The officers dealing with Ian Tomlinson were in the same mindset, they were given no room for making sensible judgements as individuals because the culture of the body they are part of had already made its mind up. At protests there’s frequently an obvious macho culture among police, a strong ethic of ‘protecting their own’ and a relish at having the opportunity to put into practice some of the training that they don’t normally get to use. I would go as far to say that for many of the police officers, protests like this are a golden opportunity to ‘crack some heads’ with impunity. The lack of action over Tomlinson’s death and the acquittal of Smellie can only reinforce this.

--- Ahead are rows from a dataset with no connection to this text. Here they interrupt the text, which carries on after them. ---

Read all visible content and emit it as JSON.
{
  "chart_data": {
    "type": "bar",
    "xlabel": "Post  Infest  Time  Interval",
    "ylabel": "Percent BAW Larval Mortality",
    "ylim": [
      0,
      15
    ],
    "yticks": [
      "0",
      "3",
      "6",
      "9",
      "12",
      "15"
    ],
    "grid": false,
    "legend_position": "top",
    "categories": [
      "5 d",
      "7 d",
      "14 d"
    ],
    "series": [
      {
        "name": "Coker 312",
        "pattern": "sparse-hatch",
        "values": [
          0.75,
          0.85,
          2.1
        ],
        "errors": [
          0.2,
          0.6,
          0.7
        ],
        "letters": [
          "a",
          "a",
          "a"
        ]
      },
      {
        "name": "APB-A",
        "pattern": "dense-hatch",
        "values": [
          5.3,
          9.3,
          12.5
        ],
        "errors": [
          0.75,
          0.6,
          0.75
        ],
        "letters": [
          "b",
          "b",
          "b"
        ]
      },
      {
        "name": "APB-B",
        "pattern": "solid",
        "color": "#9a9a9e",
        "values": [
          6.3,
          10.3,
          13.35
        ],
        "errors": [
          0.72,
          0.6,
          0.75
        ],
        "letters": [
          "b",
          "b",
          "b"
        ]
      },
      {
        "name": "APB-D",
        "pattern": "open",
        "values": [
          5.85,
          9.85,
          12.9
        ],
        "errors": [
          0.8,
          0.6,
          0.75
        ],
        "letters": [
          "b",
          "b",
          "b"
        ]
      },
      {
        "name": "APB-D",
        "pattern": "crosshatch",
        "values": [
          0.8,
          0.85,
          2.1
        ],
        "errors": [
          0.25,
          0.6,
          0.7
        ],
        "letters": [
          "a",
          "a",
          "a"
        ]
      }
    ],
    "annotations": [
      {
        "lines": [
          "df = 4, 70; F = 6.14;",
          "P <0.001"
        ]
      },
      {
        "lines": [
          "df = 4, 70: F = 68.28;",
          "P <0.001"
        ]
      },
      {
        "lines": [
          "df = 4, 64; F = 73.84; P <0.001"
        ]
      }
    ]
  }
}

In reaction to the media frenzy over these incidents (and make no mistake it was a reaction to media, and NOT to the events themselves) some sections of the police decided to make a very public showing of ‘softly softly’ policing. At the Climate Camp in August they were conspicuous by their absence, and the HMIC report made many suggestions of how to ‘adapt to protest’. But nothing has really changed – the police as a body still see people, social movements and protest as a threat to be managed, rather than a democratic necessity. And individual judgement of police officers is still suppressed as part of a groupthink that divides the world into us and them.